Ihr ganzes Vermögen hatte sie für Ärzte ausgegeben, die ihr doch nicht geholfen haben. Das geht bis heute so - mit Leid kann man viel Geld machen. Milliardengroß ist der Markt der nicht überprüften Heilmethoden, und nicht weniges davon wird von selbsternannten “Erlösern” angepriesen, denn genau ihre Methode helfe gegen so arg viel!

Und sie hatte von Jesus gehört. Bloß gehört. Sie kannte ihn nicht, hatte Ihn nicht erlebt.

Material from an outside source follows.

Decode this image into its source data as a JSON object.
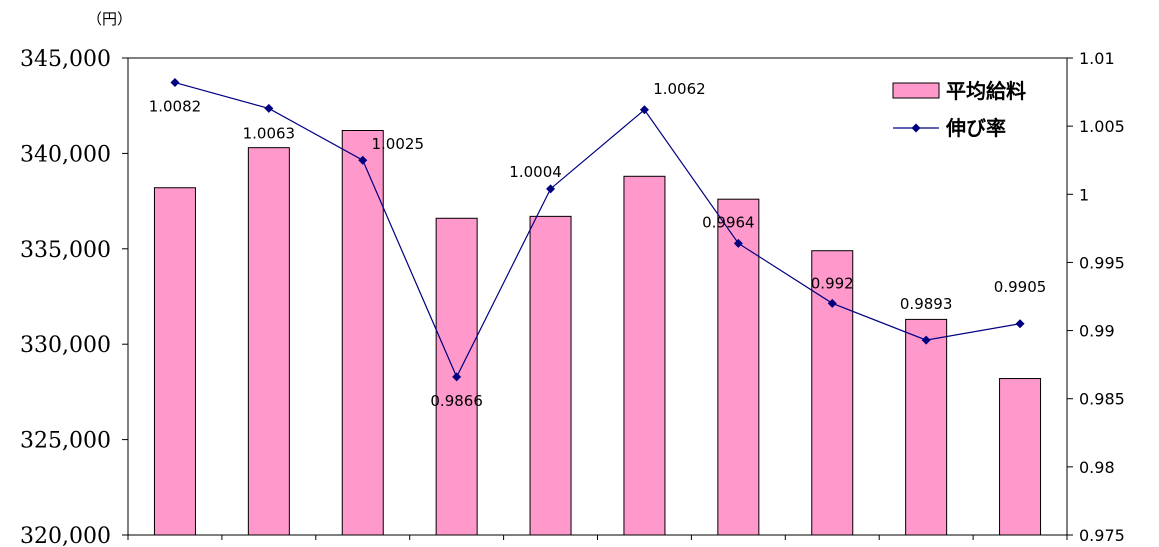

Doch sie war überzeugt, daß dieser Jesus sie heilen könnte.
Ob wir es schaffen, anderen so von Jesus zu erzählen, daß sie so einen starken Glauben entwickeln, um ihr Heil zu erfahren?

Wie reden wir von Jesus, besonders auch in diesen Tag der freudigen Erwartung? Bezeugen wir Seine heilende Kraft? Glauben wir überhaupt noch daran, geprägt von einer utilitaristisch-rationalen Welt? Und zwar nicht nur für andere, sondern auch für uns selbst, daß Jesus Dich und mich heilen kann, selbst wenn wir nur Sein Gewand berühren?